This stage in my life seems to have a lot of ups and downs. As one thing starts going good, two start going bad...My relationship has been no exception to this current trend in my life. I am still not sure what is in store for us in the future, but for now it has been a big battle just to maintain peace. One minute he is normal and sweet, and the next he is telling me I have three seconds to get off the couch. I do not feel scared that he would harm me, but just hearing him say something like that makes me so mad, I almost want to say fuck it.

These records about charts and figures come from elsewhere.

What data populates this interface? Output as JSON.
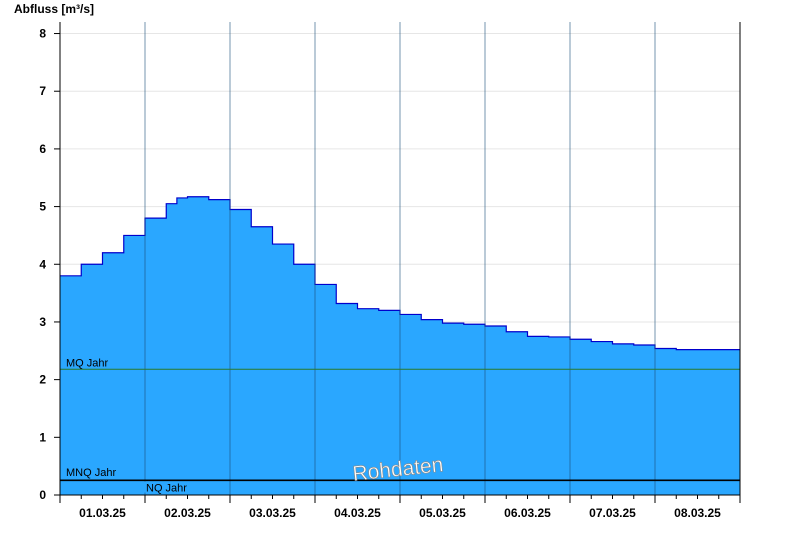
{
  "chart_data": {
    "type": "area",
    "title": "",
    "ylabel": "Abfluss [m³/s]",
    "xlabel": "",
    "ylim": [
      0,
      8.2
    ],
    "yticks": [
      0,
      1,
      2,
      3,
      4,
      5,
      6,
      7,
      8
    ],
    "grid": "horizontal",
    "fill_color": "#2aa7ff",
    "line_color": "#0000cc",
    "x_tick_labels": [
      "01.03.25",
      "02.03.25",
      "03.03.25",
      "04.03.25",
      "05.03.25",
      "06.03.25",
      "07.03.25",
      "08.03.25"
    ],
    "x_start": "2025-03-01 00:00",
    "x_end": "2025-03-09 00:00",
    "series": [
      {
        "x": [
          "2025-03-01 00:00",
          "2025-03-01 06:00",
          "2025-03-01 12:00",
          "2025-03-01 18:00",
          "2025-03-02 00:00",
          "2025-03-02 06:00",
          "2025-03-02 09:00",
          "2025-03-02 12:00",
          "2025-03-02 18:00",
          "2025-03-03 00:00",
          "2025-03-03 06:00",
          "2025-03-03 12:00",
          "2025-03-03 18:00",
          "2025-03-04 00:00",
          "2025-03-04 06:00",
          "2025-03-04 12:00",
          "2025-03-04 18:00",
          "2025-03-05 00:00",
          "2025-03-05 06:00",
          "2025-03-05 12:00",
          "2025-03-05 18:00",
          "2025-03-06 00:00",
          "2025-03-06 06:00",
          "2025-03-06 12:00",
          "2025-03-06 18:00",
          "2025-03-07 00:00",
          "2025-03-07 06:00",
          "2025-03-07 12:00",
          "2025-03-07 18:00",
          "2025-03-08 00:00",
          "2025-03-08 06:00",
          "2025-03-08 12:00",
          "2025-03-08 18:00",
          "2025-03-09 00:00"
        ],
        "values": [
          3.8,
          4.0,
          4.2,
          4.5,
          4.8,
          5.05,
          5.15,
          5.17,
          5.12,
          4.95,
          4.65,
          4.35,
          4.0,
          3.65,
          3.32,
          3.23,
          3.2,
          3.13,
          3.04,
          2.98,
          2.96,
          2.93,
          2.83,
          2.75,
          2.74,
          2.7,
          2.66,
          2.62,
          2.6,
          2.54,
          2.52,
          2.52,
          2.52,
          2.52
        ]
      }
    ],
    "reference_lines": [
      {
        "label": "MQ Jahr",
        "value": 2.18,
        "color": "#2a7a2a"
      },
      {
        "label": "MNQ Jahr",
        "value": 0.26,
        "color": "#000000"
      },
      {
        "label": "NQ Jahr",
        "value": 0.25,
        "color": "#000000"
      }
    ],
    "watermark": "Rohdaten"
  }
}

Then last night he admited to me that he is depressed, which really came as no shock. These words have been ringing in my ears all day, and I really started to think about everything that was going on with us. It is really hard because things are not going great for me in my life, I have my own battles I deal with everyday. This stress just drops the bar for what I can tolerate, and I am easily frustrated. At the same time, he knows there are certaing things he does that really annoy me, he told me that he knows he is annoying, but that is it. He does not want to make an effort to change those things. Sometimes I wonder if he wants to put in the work to make a relationship work. Currently I know the answer to this question is no...He has so much other stuff going on in his life, he feels like our relationship is just another battle. That really hurts me, and what makes it worse is thatI do not feel like I am a priority in his life. He is not leaving me out of his life, or excluding me from any part of his life to make me feel this way, it is just the small things like compromising and the way he talks. That is an entire nother subject. Our entire relationship to this point has been, well if we make it through the fall, or I don't think we will make it to the summer, and now we are living together with a six month lease, and he says I would not leave you during this six months because I already told you I would at least stick it out until then...These are exactly the comments that are making me build up this wall and make me want to stop caring so that I don't get hurt in the long run...
What it all comes down to is he is going through a hard time, I know that . I love him, and I should be there to help him get through these battles. I really want to make this work, and overall in the last 14 months I have been very happy with him. My only question is where do I draw the line of how much I will take. How long do I keep letting him say things that make me feel worthless before I just can't take it anymore. And if I suck it up, will that change how I feel about him after it is all said and done? We are not married or engaged or have children, so walking away would not be nearly as complicated, but I don't want to. I just wish I could see some light at the end of the tunnel.